A number of years ago I was talking with an old friend who had not been to church in a while. One of the reasons he gave was that he did not feel that churches were doing enough to help people in need. While I ceded that there was always room for improvement , I also told him about a number of outreaches my church at the time was involved in. He responded, rather curtly “Do you train them for jobs?” When I acknowledged that we didn’t do that, the conversation completely shut down. He wouldn’t listen to anything else I had to say.
Certainly, this does serve as a sobering reminder to believers not to neglect our duty in these areas. Caring for those in need is the single most frequently repeated command in the entire Bible. As we attempt to live this out, albeit imperfectly, there are some who are quick to criticize the church for it’s shortcomings. Often the criticism is valid, other times it
is based on faulty and even unbiblical reasoning.
- Are there churches that neglect God’s command to care for the needy? Unfortunately, yes.
- Are the “megachurches” that misuse their privileges and resources? Yes, but that is not typical of most churches.
- In all areas, is there room for improvement? Absolutely!
First of all, having a nice place to worship is not at odds with Biblical charity. Simply look at God’s instructions to build the Tabernacle (Exodus 26) and later the Temple (1 Chronicles 28). Many years later Jesus Himself would worship in a similar temple, and while He certainly did challenge its corrupt leadership, He still acknowledged it as God’s house
In all likelihood, these homeless shelters, missions etc. are operated and funded by many of these same churches. Those volunteering on any given day may very well be members of these churches. Who is to say that the people in the SUV may not volunteer there on other days?

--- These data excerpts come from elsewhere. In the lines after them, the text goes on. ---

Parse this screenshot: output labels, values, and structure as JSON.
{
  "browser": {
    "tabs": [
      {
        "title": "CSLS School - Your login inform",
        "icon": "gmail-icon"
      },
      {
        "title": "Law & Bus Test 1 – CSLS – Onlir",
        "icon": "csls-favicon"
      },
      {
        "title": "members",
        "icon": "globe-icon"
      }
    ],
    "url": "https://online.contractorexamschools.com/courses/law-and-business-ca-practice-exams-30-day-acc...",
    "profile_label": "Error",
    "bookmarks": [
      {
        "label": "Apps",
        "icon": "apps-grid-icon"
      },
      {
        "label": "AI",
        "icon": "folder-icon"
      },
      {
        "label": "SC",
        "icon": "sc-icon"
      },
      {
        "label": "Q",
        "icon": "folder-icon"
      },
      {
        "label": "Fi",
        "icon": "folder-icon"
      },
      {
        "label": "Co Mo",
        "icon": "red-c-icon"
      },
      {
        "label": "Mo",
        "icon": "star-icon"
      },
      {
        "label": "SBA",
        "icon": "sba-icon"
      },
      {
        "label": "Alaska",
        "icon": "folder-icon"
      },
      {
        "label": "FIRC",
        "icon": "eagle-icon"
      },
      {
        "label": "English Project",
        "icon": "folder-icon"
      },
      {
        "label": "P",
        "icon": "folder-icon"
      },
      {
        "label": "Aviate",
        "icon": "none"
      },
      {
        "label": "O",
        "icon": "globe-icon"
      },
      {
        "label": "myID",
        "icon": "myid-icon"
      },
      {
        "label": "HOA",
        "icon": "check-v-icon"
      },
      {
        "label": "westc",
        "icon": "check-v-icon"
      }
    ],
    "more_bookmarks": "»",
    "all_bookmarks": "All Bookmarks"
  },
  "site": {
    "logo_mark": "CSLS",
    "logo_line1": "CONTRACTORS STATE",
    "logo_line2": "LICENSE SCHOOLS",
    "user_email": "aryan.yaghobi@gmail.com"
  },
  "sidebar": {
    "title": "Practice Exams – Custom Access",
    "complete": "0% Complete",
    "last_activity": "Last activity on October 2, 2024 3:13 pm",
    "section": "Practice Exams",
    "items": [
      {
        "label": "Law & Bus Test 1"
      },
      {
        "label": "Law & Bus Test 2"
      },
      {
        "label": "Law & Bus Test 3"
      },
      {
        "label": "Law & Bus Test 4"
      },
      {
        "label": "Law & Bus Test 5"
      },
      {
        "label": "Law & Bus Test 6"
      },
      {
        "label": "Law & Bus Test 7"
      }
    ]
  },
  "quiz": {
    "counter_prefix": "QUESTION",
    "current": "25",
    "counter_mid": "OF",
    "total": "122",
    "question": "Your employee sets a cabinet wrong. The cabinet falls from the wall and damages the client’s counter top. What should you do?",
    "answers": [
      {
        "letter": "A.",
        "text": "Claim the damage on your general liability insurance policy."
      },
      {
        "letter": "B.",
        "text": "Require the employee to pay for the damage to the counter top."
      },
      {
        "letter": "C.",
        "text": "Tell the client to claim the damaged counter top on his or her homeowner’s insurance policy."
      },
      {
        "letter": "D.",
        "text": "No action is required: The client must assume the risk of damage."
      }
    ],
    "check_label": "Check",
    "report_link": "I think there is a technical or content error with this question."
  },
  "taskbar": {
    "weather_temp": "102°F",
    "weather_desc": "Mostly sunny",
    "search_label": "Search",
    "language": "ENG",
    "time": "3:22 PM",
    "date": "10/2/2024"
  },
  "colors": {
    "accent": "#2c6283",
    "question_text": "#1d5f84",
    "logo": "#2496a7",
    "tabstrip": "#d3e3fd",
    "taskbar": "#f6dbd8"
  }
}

I do not deny this is a problem. I have personally left churches in the past over what I felt were inappropriate financial practices and will certainly never defend a church that participates in it. That being said, it is important that we don’t take things to the opposite extreme as some do.
There is nothing unethical about a minister being paid a decent salary. Jesus said the laborer is worthy of his hire (Luke 10:7, also see Matthew 10:10; Luke 10:7; Galatians 6:6, 1 Timothy 5:17-18 and Hebrews 7 1-11).
- We put no stumbling block in anyone’s path, so that our ministry will not be discredited (2 Corinthians 6:3, NIV, emphasis added).
- We want to avoid any criticism of the way we administer this liberal gift. For we are taking pains to do what is right, not only in the eyes of the Lord but also in the eyes of man. (2 Corinthians 8:19-20, emphasis added).
- But among you there must not be even a hint of sexual immorality, or of any kind of impurity, or of greed, because these are improper for God’s holy people (Ephesians 5:3, NIV, emphasis added).
As for taxing churches, the problem with that is that it would be punishing all churches for the sins of the few. For each ministry that does these sort of things, there are countless others who are faithfully doing the work. They may be smaller and less visible, but they are out there.
In the meantime the big money ministries the meme refers to would still find ways around it. They could simply write off their private jets and other extravagances as business expenses, for instance.
And finally, a favorite of many politicians:
I once had a part-time job as a security guard for a church. When I first started the job and the pastor was going over the various responsibilities, he made it a point to tell me about people who came by the church seeking financial help. As he explained, there was a procedure they had to follow. For example, they would call other churches in the area to see if the people in question had been there first. The reason was that some people made their entire living panhandling from churches. While it is sad that this is the case, these people can quickly drain all of the resources from a benevolence ministry if proper precautions are not taken.
Interestingly, we see similar issues discussed by the Apostle Paul in his letter to his protégé’, the young Pastor Timothy. In this Epistle, we learn that Timothy’s church is establishing a program to care for its widows, which is certainly a noble effort. However, Paul gives some advice to his close friend which would seem surprising by today’s standards. He tells Timothy that those widows receiving the aid must meet rigid requirements regarding age (1 Timothy 5:9), and they must have no family or other means of support (1 Timothy 5:3-16). They must also have a proven reputation for pure lives and service to the church (1 Timothy 5:10). Paul even goes as far as to say refuse the aid to younger widows, as they would abuse the privilege (1 Timothy 5:11-12). The same compassion that inspires the church’s charity should also inspire proper stewardship of its resources to see that they do the maximum good.
I will conclude with a challenge. It is very easy to criticize from the sidelines. If you see something you feel is not being done, have you considered that God may be giving you a vision to help do something about it? If you have never surrendered your life to Christ, that is where it starts. Then, find a good Gospel centered church to partner with and see what God does from there!